La polizia israeliana spara sulla protesta per la morte del piccolo Ali. Uccisi altri 2 giovani palestinesi. Il Governo di Tel Aviv condizionato dai coloni (fotogalleria)
di Marina Zenobio
Ieri la Palestina ha sepolto Ali Dawabsha, il bambino di 18 mesi bruciato vivo nel rogo della sua casa appiccato da coloni israeliani nel villaggio di Duma, in provincia di Nablus (Cisgiordania). E da ieri sta montando la protesta dei palestinesi, da Ramallah a Gaza a Gerusalemme est, e altro fuoco, questa volta quello delle armi dell’esercito israeliano, hanno ucciso altri due giovani palestinesi.
Ieri, Mohamed Hamid al Marsi (17 anni) è stato ucciso a Gaza, vicino Beit Lahya, nei pressi della frontiera tra Israele e la Striscia. Secondo le forze militari israeliane il giovane si era avvicinato troppo ai reticolati di demarcazione, ignorando ripetuti avvertimenti. Il giovane sarebbe morto sul colpo, mentre un suo amico, rimasto ferito, è in ospedale.

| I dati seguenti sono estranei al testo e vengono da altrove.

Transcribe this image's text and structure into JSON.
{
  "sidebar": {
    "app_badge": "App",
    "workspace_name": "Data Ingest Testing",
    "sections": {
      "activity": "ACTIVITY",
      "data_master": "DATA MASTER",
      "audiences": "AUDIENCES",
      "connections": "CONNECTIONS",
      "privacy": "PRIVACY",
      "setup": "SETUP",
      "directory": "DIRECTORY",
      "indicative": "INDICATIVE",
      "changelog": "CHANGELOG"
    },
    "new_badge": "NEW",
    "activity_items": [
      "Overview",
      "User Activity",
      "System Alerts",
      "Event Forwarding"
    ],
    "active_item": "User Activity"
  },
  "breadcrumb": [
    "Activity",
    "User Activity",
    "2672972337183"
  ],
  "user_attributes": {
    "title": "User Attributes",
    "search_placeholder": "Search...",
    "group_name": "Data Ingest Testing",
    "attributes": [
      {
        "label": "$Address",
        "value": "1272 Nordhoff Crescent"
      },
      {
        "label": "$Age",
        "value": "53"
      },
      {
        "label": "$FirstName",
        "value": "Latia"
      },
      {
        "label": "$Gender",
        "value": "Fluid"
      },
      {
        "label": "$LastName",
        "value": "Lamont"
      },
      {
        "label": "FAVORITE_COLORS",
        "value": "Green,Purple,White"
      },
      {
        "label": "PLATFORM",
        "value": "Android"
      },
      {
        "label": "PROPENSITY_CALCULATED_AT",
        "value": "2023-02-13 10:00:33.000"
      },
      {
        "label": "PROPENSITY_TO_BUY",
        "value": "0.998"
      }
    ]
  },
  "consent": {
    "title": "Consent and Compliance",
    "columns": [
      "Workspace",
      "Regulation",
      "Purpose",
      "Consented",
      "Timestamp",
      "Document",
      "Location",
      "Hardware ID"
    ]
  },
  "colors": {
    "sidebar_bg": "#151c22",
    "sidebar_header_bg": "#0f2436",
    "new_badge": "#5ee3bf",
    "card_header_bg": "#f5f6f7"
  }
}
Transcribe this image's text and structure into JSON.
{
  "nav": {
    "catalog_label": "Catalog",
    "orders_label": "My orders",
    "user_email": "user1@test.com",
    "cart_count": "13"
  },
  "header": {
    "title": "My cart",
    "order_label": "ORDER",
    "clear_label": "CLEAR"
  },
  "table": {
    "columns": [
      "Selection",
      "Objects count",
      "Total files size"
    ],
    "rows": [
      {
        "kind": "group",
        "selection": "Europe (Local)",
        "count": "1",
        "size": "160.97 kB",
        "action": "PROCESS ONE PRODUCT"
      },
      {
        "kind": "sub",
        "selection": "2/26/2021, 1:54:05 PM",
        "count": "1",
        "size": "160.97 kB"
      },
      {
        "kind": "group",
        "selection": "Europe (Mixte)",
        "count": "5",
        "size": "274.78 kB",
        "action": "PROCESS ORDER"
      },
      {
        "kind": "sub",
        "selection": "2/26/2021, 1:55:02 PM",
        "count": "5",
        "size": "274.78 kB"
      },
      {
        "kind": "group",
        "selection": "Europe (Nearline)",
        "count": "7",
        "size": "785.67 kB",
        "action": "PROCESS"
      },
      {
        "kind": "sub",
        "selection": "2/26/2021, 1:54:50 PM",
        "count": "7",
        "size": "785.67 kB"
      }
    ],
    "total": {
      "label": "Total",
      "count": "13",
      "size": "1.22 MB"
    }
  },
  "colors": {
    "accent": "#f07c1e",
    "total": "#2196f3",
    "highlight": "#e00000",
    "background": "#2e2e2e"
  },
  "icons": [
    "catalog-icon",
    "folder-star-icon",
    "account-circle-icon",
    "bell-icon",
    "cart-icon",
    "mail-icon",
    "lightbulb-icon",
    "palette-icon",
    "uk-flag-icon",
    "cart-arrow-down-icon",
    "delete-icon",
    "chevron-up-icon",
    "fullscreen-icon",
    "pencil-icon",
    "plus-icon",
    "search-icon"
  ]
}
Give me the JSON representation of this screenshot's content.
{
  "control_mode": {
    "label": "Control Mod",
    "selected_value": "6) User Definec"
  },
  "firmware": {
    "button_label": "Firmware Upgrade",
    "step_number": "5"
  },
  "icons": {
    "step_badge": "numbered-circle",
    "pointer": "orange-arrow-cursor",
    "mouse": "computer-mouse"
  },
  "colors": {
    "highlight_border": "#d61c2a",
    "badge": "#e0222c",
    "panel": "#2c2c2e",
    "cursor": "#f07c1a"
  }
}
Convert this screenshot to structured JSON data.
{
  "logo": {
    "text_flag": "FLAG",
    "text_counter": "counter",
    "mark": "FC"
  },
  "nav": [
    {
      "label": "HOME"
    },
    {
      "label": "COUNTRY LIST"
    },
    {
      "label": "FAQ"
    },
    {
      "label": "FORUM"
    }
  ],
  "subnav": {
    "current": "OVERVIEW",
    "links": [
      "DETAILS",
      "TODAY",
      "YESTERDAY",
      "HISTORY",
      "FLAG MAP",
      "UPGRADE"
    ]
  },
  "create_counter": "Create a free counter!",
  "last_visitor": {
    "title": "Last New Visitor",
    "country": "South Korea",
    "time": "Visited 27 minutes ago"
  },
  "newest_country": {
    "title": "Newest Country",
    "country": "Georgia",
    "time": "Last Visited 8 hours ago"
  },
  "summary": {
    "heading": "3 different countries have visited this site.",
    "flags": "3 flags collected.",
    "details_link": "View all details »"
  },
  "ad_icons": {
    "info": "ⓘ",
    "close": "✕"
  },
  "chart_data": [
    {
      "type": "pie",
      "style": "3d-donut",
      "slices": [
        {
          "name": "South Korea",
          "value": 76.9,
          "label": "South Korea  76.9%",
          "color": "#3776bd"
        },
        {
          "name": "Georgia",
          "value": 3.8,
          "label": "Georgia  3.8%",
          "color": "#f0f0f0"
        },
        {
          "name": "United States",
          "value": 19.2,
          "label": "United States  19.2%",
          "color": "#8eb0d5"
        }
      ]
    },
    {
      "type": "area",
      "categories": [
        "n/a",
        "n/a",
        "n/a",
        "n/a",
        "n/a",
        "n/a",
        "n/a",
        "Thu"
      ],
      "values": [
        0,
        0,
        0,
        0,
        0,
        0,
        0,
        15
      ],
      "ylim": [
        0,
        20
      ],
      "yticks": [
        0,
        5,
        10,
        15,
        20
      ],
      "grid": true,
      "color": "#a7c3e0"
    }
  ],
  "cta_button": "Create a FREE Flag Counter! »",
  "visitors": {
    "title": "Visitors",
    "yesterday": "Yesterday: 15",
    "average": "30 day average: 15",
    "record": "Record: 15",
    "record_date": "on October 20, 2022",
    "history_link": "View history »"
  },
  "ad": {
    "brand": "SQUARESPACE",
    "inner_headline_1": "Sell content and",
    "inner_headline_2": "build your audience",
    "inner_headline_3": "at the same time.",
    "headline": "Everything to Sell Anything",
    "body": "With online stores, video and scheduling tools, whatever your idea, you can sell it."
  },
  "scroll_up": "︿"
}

Stanotte a cadere sotto i colpi di arma da fuoco dell’esercito di Tel Aviv è stato il 18enne Laith al-Khaldi, residente nel campo profughi di Jalazon. Laith, centrato in pieno petto da una pallottola israeliana, è morto all’alba di oggi per le ferite riportate ieri al checkpoint di Atara, vicino Ramallah, dove erano scoppiati scontri tra soldati e manifestanti. L’esercito si è giustificato dicendo di aver risposto al lancio di molotov da parte dei manifestanti.
Con queste uccisioni sale a 20 il numero dei civili palestinesi che hanno perso la vita per mano delle forze israeliane dall’inizio dell’anno. Sono dati confermati dall’Onu e riporta anche che l’esercito di Israele e la sua polizia di frontiera ha anche causato il ferimento di almeno 1043 civili palestinesi.
Al contrario della postura presa dalla comunità internazionale, secondo cui Israele deve fare giustizia e punire “le mele marce degli estremisti israeliani colpevoli di attaccare i civili palestinesi”, con le proteste in corso a Gaza, in Cisgiordania e a Gerusalemme est, i palestinesi protestano perché rifiutano la logica per cui si stratta di “episodi estemporanei” ad opera di “mele marce” sulle quali, comunque, il governo e i militari israeliani chiudono un occhio. La violenza dei coloni non è altro lo strumento usato indirettamente per espandere le colonie e allontanare la popolazione palestinese, in particolare quella ancora che risiede nell’Area C, che rappresenta il 60% della Cisgiordania illegalmente occupata e sotto controllo militare e civile di Tel Aviv.
E’ indubbio ormai che il problema dei coloni sono la causa principale per cui il processo di pace non può proseguire. Il governo israeliano attuale è fortemente condizionato dai coloni, molti ministri vengono dalle colonie, tra cui Naftali Bennett, ex ministro dell’educazione, attuale ministro dell’economia e ministro dei servizi religiosi, nonché leader del partito “Patria ebraica”che pochi giorni fa dichiarava: “La missione di questo governo è costruire”. Spingono per nuovi insediamenti, per aumentare il numero degli abitanti degli insediamenti già esistenti. E la polizia, lo Shin Bet, che in genere è abbastanza esperto nel rintracciare i colpevoli degli attentati da parte palestinese, non è riuscita e non vuole arrivare ai terroristi ebrei.
E lo dimostra il fatto che ieri, come riporta anche Nena News, ogni manifestazione palestinese contro il terrorismo ebraico dei coloni è stata dispersa dall’esercito israeliano con la forza, con proiettili veri e di gomma, con gas lacrimogeni e granate stordenti. Oltre ai morti, molti palestinesi sono rimasti feriti (uno gravemente nel campo profughi di Shuafat), chi al petto, chi alla testa, chi alla schiena.